Michael Grose: Parent Insights

Four reasons why your child or teen may be anxious

Increasingly, Australian children and teenagers are experiencing anxiety at levels that are affecting their mental health, school achievement and happiness. As a loving parent you naturally want to prevent your child or young person from being overwhelmed by anxiety.

 

There are four main reasons your child may be experiencing anxiety.

 

1. You are passing your anxiety and stress on to your child

Anxiety is a function of groups – it rarely happens in isolation. Many parents I meet in my work are stressed by their lives and fearful for their children. The contagious nature of anxiety means that parents often pass their stresses, worries and fears on to their children.

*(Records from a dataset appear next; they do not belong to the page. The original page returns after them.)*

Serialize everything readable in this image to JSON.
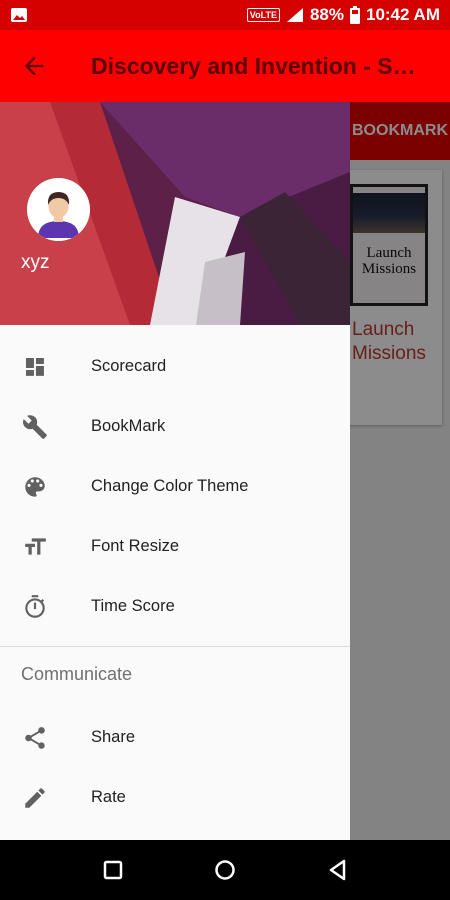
{
  "status_bar": {
    "network_label": "VoLTE",
    "battery_percent": "88%",
    "time": "10:42 AM",
    "icons": [
      "image-icon",
      "volte-badge",
      "signal-icon",
      "battery-icon"
    ]
  },
  "app_bar": {
    "title": "Discovery and Invention - S…",
    "back_icon": "arrow-back-icon"
  },
  "background": {
    "tab_label": "BOOKMARK",
    "card_image_text": "Launch Missions",
    "card_title": "Launch Missions"
  },
  "drawer": {
    "user_name": "xyz",
    "items": [
      {
        "label": "Scorecard",
        "icon": "dashboard-icon"
      },
      {
        "label": "BookMark",
        "icon": "wrench-icon"
      },
      {
        "label": "Change Color Theme",
        "icon": "palette-icon"
      },
      {
        "label": "Font Resize",
        "icon": "text-size-icon"
      },
      {
        "label": "Time Score",
        "icon": "timer-icon"
      }
    ],
    "section_title": "Communicate",
    "communicate_items": [
      {
        "label": "Share",
        "icon": "share-icon"
      },
      {
        "label": "Rate",
        "icon": "pencil-icon"
      }
    ]
  },
  "nav_bar": {
    "buttons": [
      "recent-apps-icon",
      "home-icon",
      "back-triangle-icon"
    ]
  },
  "colors": {
    "status_bar": "#d50000",
    "app_bar": "#ff0000",
    "title_text": "#5a0000",
    "icon_gray": "#616161"
  }
}
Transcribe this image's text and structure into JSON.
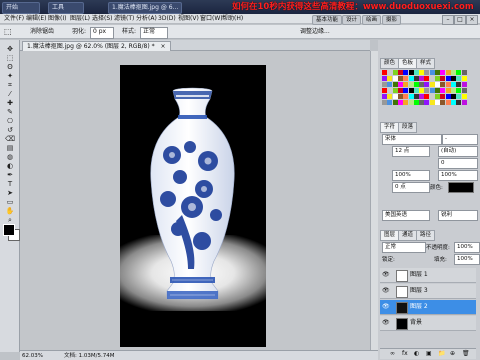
{
  "taskbar": {
    "start": "开始",
    "items": [
      "工具",
      "1.魔法棒抠图.jpg @ 6..."
    ],
    "banner": "如何在10秒内获得这些高清教程：www.duoduoxuexi.com"
  },
  "menubar": {
    "items": [
      "文件(F)",
      "编辑(E)",
      "图像(I)",
      "图层(L)",
      "选择(S)",
      "滤镜(T)",
      "分析(A)",
      "3D(D)",
      "视图(V)",
      "窗口(W)",
      "帮助(H)"
    ],
    "workspaces": [
      "基本功能",
      "设计",
      "绘画",
      "摄影"
    ],
    "window_buttons": [
      "–",
      "□",
      "×"
    ]
  },
  "optbar": {
    "antialias": "消除锯齿",
    "feather_label": "羽化:",
    "feather_value": "0 px",
    "mode_label": "样式:",
    "mode_value": "正常",
    "refine": "调整边缘..."
  },
  "watermark": "优酷",
  "document": {
    "tab_title": "1.魔法棒抠图.jpg @ 62.0% (图层 2, RGB/8) *",
    "close": "×"
  },
  "status": {
    "zoom": "62.03%",
    "doc": "文档: 1.03M/5.74M"
  },
  "tools": {
    "icons": [
      "move-icon",
      "marquee-icon",
      "lasso-icon",
      "magic-wand-icon",
      "crop-icon",
      "eyedropper-icon",
      "healing-icon",
      "brush-icon",
      "stamp-icon",
      "history-brush-icon",
      "eraser-icon",
      "gradient-icon",
      "blur-icon",
      "dodge-icon",
      "pen-icon",
      "type-icon",
      "path-select-icon",
      "shape-icon",
      "hand-icon",
      "zoom-icon"
    ],
    "glyphs": [
      "✥",
      "⬚",
      "ʘ",
      "✦",
      "⌗",
      "⁄",
      "✚",
      "✎",
      "⎔",
      "↺",
      "⌫",
      "▤",
      "◍",
      "◐",
      "✒",
      "T",
      "➤",
      "▭",
      "✋",
      "⌕"
    ],
    "fg_color": "#000000",
    "bg_color": "#ffffff"
  },
  "panels": {
    "top_tabs": [
      "颜色",
      "色板",
      "样式"
    ],
    "swatch_colors": [
      "#ff0000",
      "#ffff00",
      "#00ff00",
      "#00ffff",
      "#0000ff",
      "#ff00ff",
      "#ffffff",
      "#cccccc",
      "#999999",
      "#666666",
      "#333333",
      "#000000",
      "#f5a623",
      "#8b572a",
      "#7ed321",
      "#4a90e2",
      "#9013fe",
      "#bd10e0",
      "#50e3c2",
      "#b8e986",
      "#ff7f50",
      "#d0021b",
      "#417505",
      "#f8e71c"
    ],
    "char_tabs": [
      "字符",
      "段落"
    ],
    "font_family": "宋体",
    "font_style": "-",
    "font_size": "12 点",
    "leading": "(自动)",
    "tracking": "0",
    "scale_v": "100%",
    "scale_h": "100%",
    "baseline": "0 点",
    "color_label": "颜色:",
    "language": "美国英语",
    "aa": "锐利",
    "layer_tabs": [
      "图层",
      "通道",
      "路径"
    ],
    "blend_mode": "正常",
    "opacity_label": "不透明度:",
    "opacity": "100%",
    "lock_label": "锁定:",
    "fill_label": "填充:",
    "fill": "100%",
    "layers": [
      {
        "name": "图层 1",
        "selected": false
      },
      {
        "name": "图层 3",
        "selected": false
      },
      {
        "name": "图层 2",
        "selected": true
      },
      {
        "name": "背景",
        "selected": false
      }
    ],
    "bottom_icons": [
      "∞",
      "fx",
      "◐",
      "▣",
      "📁",
      "⊕",
      "🗑"
    ]
  }
}
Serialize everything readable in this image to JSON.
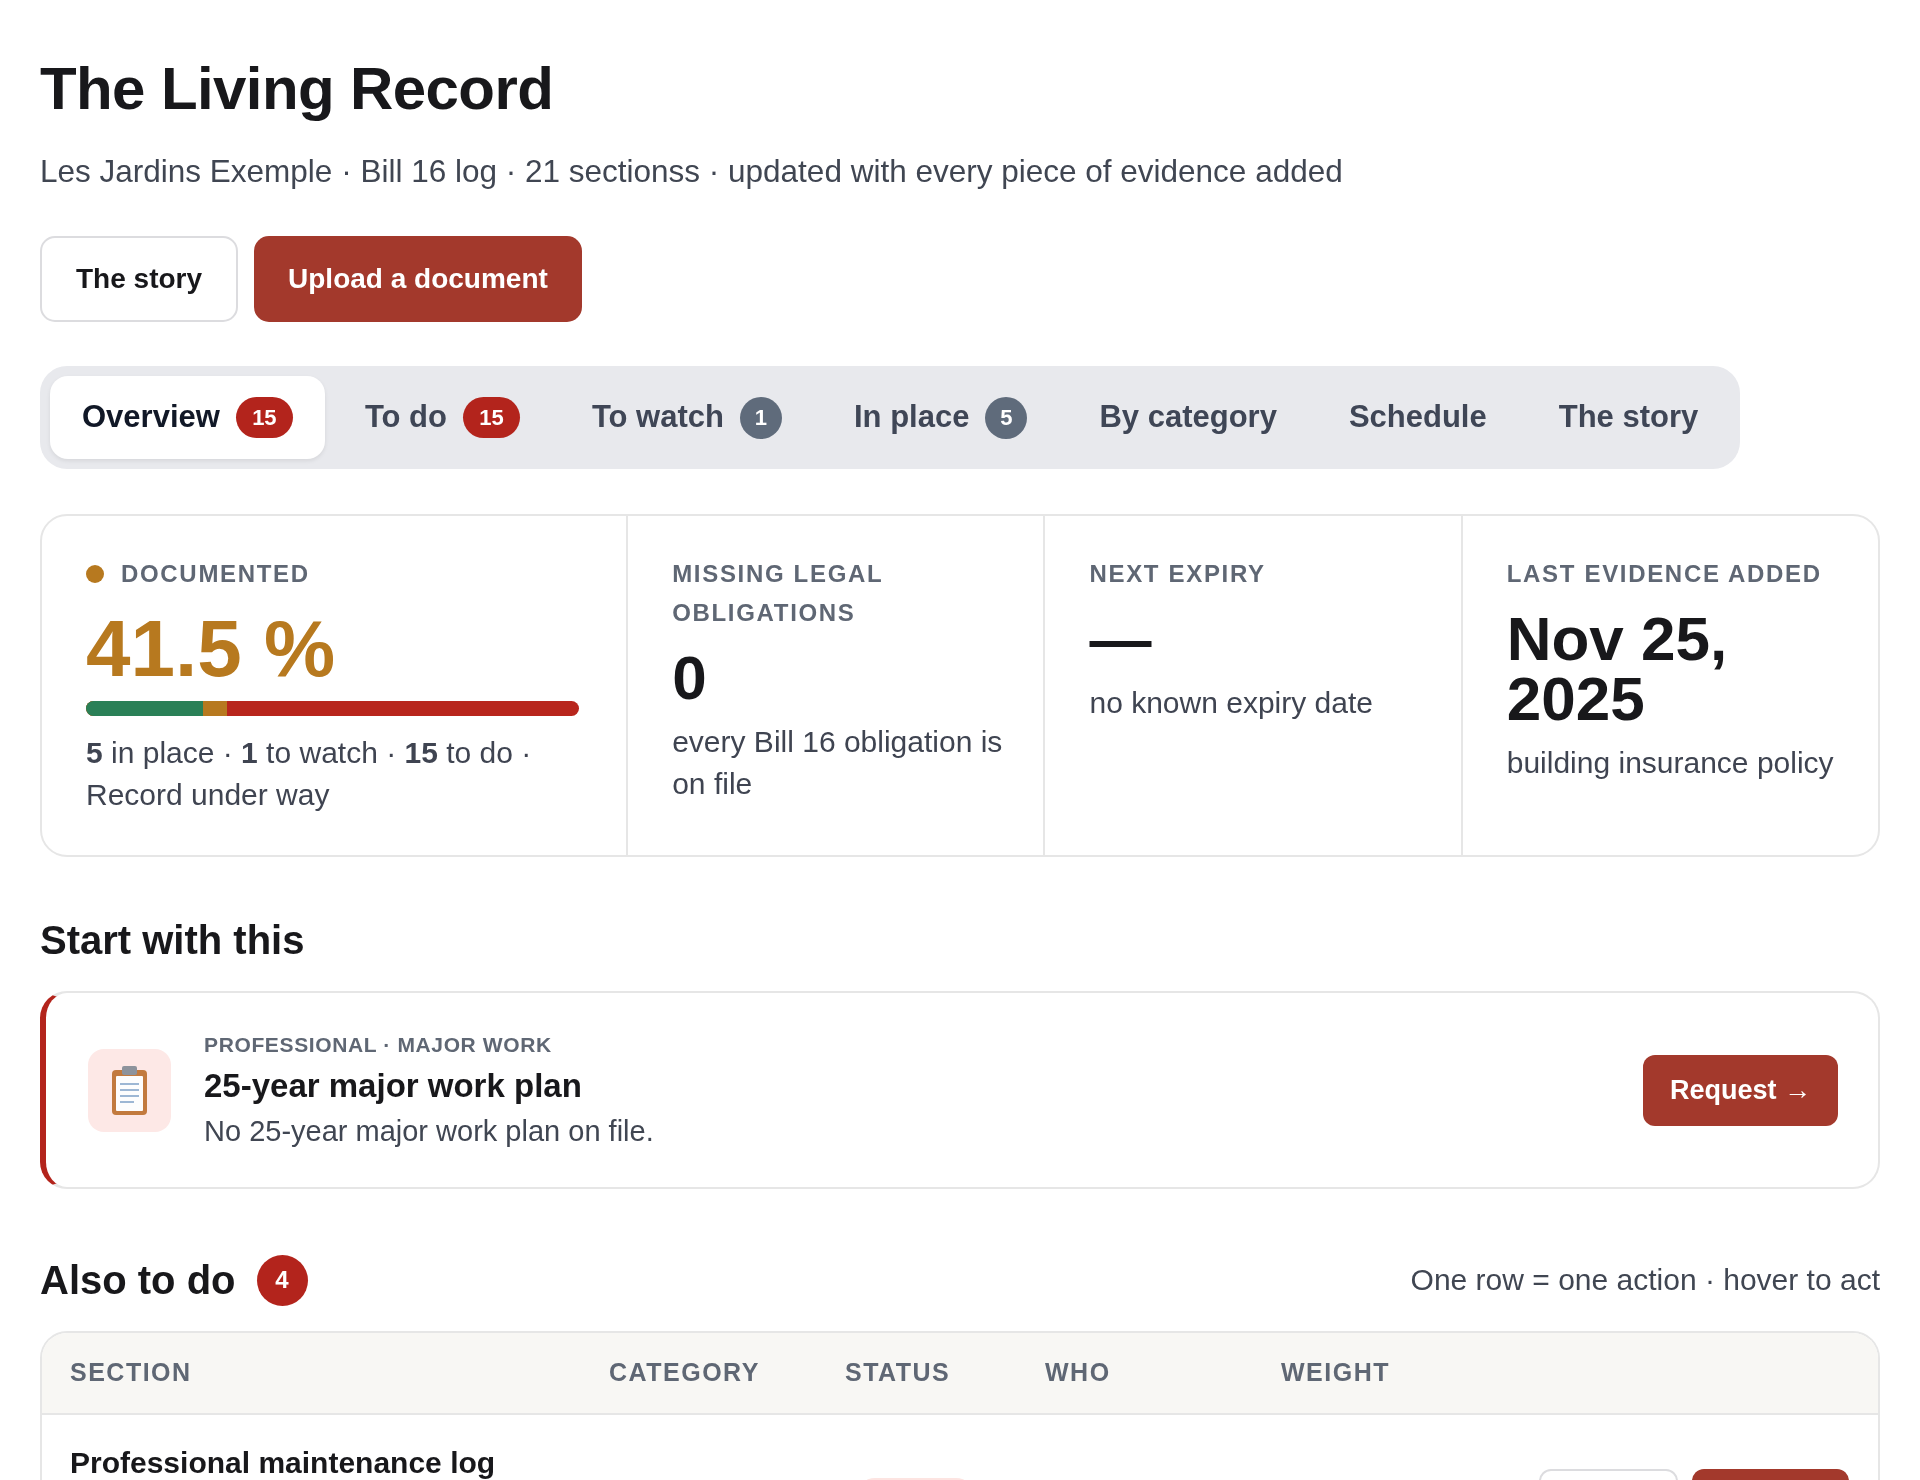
{
  "header": {
    "title": "The Living Record",
    "subtitle": "Les Jardins Exemple · Bill 16 log · 21 sectionss · updated with every piece of evidence added"
  },
  "actions": [
    {
      "label": "The story",
      "kind": "secondary"
    },
    {
      "label": "Upload a document",
      "kind": "primary"
    }
  ],
  "tabs": [
    {
      "label": "Overview",
      "selected": true,
      "badge": {
        "text": "15",
        "kind": "alert"
      }
    },
    {
      "label": "To do",
      "selected": false,
      "badge": {
        "text": "15",
        "kind": "alert"
      }
    },
    {
      "label": "To watch",
      "selected": false,
      "badge": {
        "text": "1",
        "kind": "neutral"
      }
    },
    {
      "label": "In place",
      "selected": false,
      "badge": {
        "text": "5",
        "kind": "neutral"
      }
    },
    {
      "label": "By category",
      "selected": false
    },
    {
      "label": "Schedule",
      "selected": false
    },
    {
      "label": "The story",
      "selected": false
    }
  ],
  "stats": [
    {
      "kind": "progress",
      "label": "DOCUMENTED",
      "color": "#b7791f",
      "value": "41.5 %",
      "bar": {
        "color": "#b8261d",
        "segments": [
          {
            "level": 0.286,
            "color": "#b7791f"
          },
          {
            "level": 0.238,
            "color": "#2a8057"
          }
        ]
      },
      "note": "**5** in place · **1** to watch · **15** to do · Record under way"
    },
    {
      "kind": "figure",
      "label": "MISSING LEGAL OBLIGATIONS",
      "value": "0",
      "note": "every Bill 16 obligation is on file"
    },
    {
      "kind": "figure",
      "label": "NEXT EXPIRY",
      "value": "—",
      "note": "no known expiry date"
    },
    {
      "kind": "figure",
      "label": "LAST EVIDENCE ADDED",
      "value": "Nov 25, 2025",
      "note": "building insurance policy"
    }
  ],
  "start_with": {
    "heading": "Start with this",
    "card": {
      "eyebrow": "PROFESSIONAL · MAJOR WORK",
      "title": "25-year major work plan",
      "description": "No 25-year major work plan on file.",
      "action": "Request →"
    }
  },
  "also_to_do": {
    "heading": "Also to do",
    "count": "4",
    "hint": "One row = one action · hover to act",
    "table": {
      "columns": [
        "SECTION",
        "CATEGORY",
        "STATUS",
        "WHO",
        "WEIGHT"
      ],
      "rows": [
        {
          "section": "Professional maintenance log",
          "status_badge": true,
          "actions": [
            {
              "kind": "secondary"
            },
            {
              "kind": "primary"
            }
          ]
        }
      ]
    }
  }
}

Legendary psychologist Martin Seligman found through his research that children have a significant propensity to copy their primary parents’ explanatory style by eight years of age. If parents see events through the frame of stress, anxiety and fear then they are passing this same frame on to their children.

 

2. Your child is overloaded

Few would argue that an active child is a healthy child. However it seems that we now have too much of a good thing as Australian kids have a smorgasbord of organised pre-school and after-school activities to keep their minds and bodies active. Many of these activities have a high performance element attached (get that badge, win that game, attain that level) so that kids are always striving or attaining. The pressure to perform is always there. Activity overload is a particular problem for achievement-driven, anxious types of kids – classic first-born child characteristics.

 

3. Your child doesn’t play enough

Play is the release valve for the pressures of a high performance, serious life. It’s the way kids have always relaxed and let off steam. The best type of play for relaxing and letting off steam is generally physical play that takes place outside. Your child may play a great deal on a digital device, but this activity stimulates the brain rather than rejuvenates it.

 

Organised sport doesn’t fit the play category if it adds to their anxiety rather than releases it. Kids need to be involved in play that’s fun, rejuvenating and enjoyable. They need to look forward to it rather than fear it.

 

4. Your child focuses too much on the future

Some children are born to worry. They fret about seemingly simple activities such as starting a new school term, going to a birthday party or who’s picking them up from school at the end of the day. Worriers are future oriented, anxious about things that haven’t happened yet. These type-A anxious types don’t know how to stay in the present. Their minds constantly wander ahead to what may happen. They benefit from learning relaxation techniques such as mindfulness and deep breathing that anchor them to the present, temporarily releasing them from their worries and anxieties. When kids learn these techniques from a young age or even during adolescence they are likely to become hard-wired for life.

 

There is so much we can do to equip children with the tools they need to manage their anxiousness and worries, and to prevent these from accelerating into full blown, debilitating anxiety. We can start by looking at our own lifestyles and make changes that may alleviate the stresses that inevitably trickle down to our kids. We can also take a look at our kid's lifestyles and activities and make sure they contain a healthy balance between high performance and fun. Most importantly, we can provide kids with the tools and skills to recognise, manage and cope with anxiousness so that they have autonomy over their own mental health and wellbeing, both now and into the future.